彼はマニラからメキシコに向かう途中に船が難破し、日本に漂着して1年余り過ごしているが、その間の滞在記録が『ドン・ロドリゴ日本見聞録』として今も残っている。そして、同書には家康の容貌に関する記述もあった。
『彼(家康)は60歳(実際は66歳)の中背の老人で、太子(秀忠)のように色黒ではなく、彼より肥満していた』
というものだ。さらに、事前の打ち合わせで、ビベロは「握手をしてはいけない」「手に接吻をしてはいけない」といわれていた。そのため、起立して敬礼したが、それを見た家康は笑みを浮かべ、手を挙げて着座の合図をしたという。
三浦按針としてのアダムス
【※静岡県伊東市にある三浦安針像。アダムスはここで洋式帆船を建造した】
滞在日誌でいえば、国書を携えて来日したイギリスの東インド会社艦隊司令官のジョン・セーリスが書いた『日本航海記』も有名である。彼の自筆本は、国の重要文化財に指定されている。
同じイギリス人であるアダムスが交渉役を担ったが、セーリスには、何事にも日本流を求めるアダムスを快く思ってなかったようだ。
慶長18年(1613年)、セーリスは駿府城にて家康と対面する。自国に有利な条件で貿易を締結するのが目的だったが、家康の対応はいたって事務的だった。だが、最終的には交易の許可を得てイギリスへと帰国している。このとき、アダムスにも帰国の許可が下りていたが、彼もセーリスを「生意気で無礼な青二才」と嫌っていたことから帰国を見送ったという。

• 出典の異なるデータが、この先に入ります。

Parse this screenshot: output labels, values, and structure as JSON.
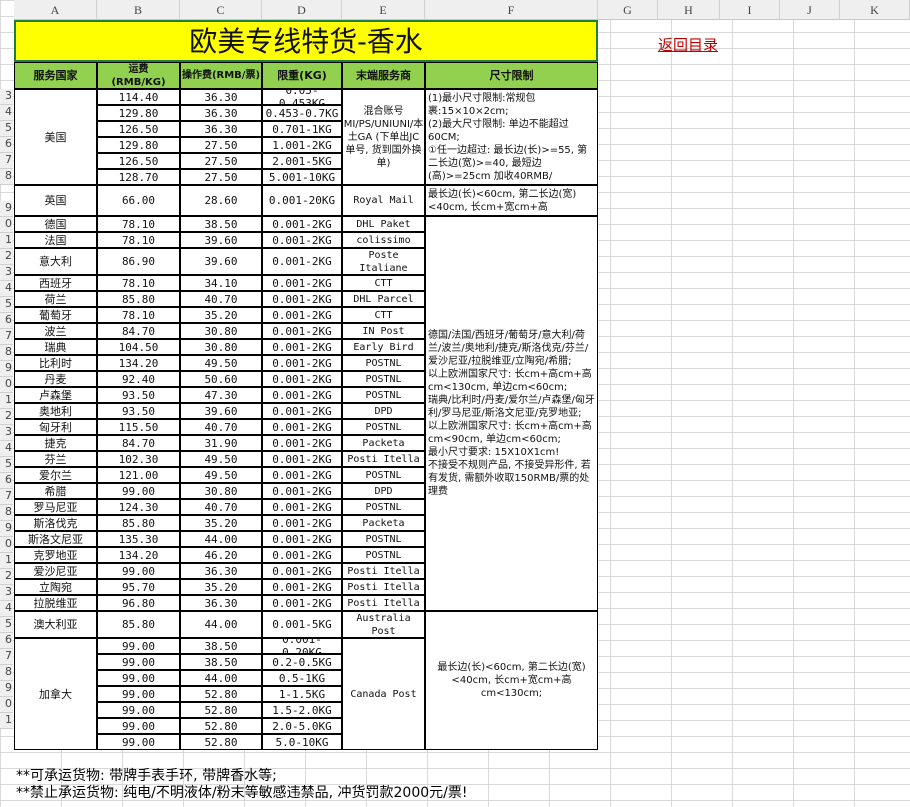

その後、家康という最大の後ろ盾が亡くなると、その立場は不遇のものとなり、元和6年(1620年)に平戸でなくなった。
アダムスは三浦按針(あんじん)として、夫婦共々、神奈川県横須賀市の墓に眠っている。京急本線の按針塚駅は「按針」にちなんで付けられた。
最後に
アダムスが見た日本は、まさに新時代の幕開けの時であった。江戸時代初頭を家康と共に生きた半生といえるだろう。
帰国を諦めつつあった慶長7年(1602年)には日本人女性を娶り、子孫を残している。そして、彼がいなければ海外との交渉が難航したことは間違いない。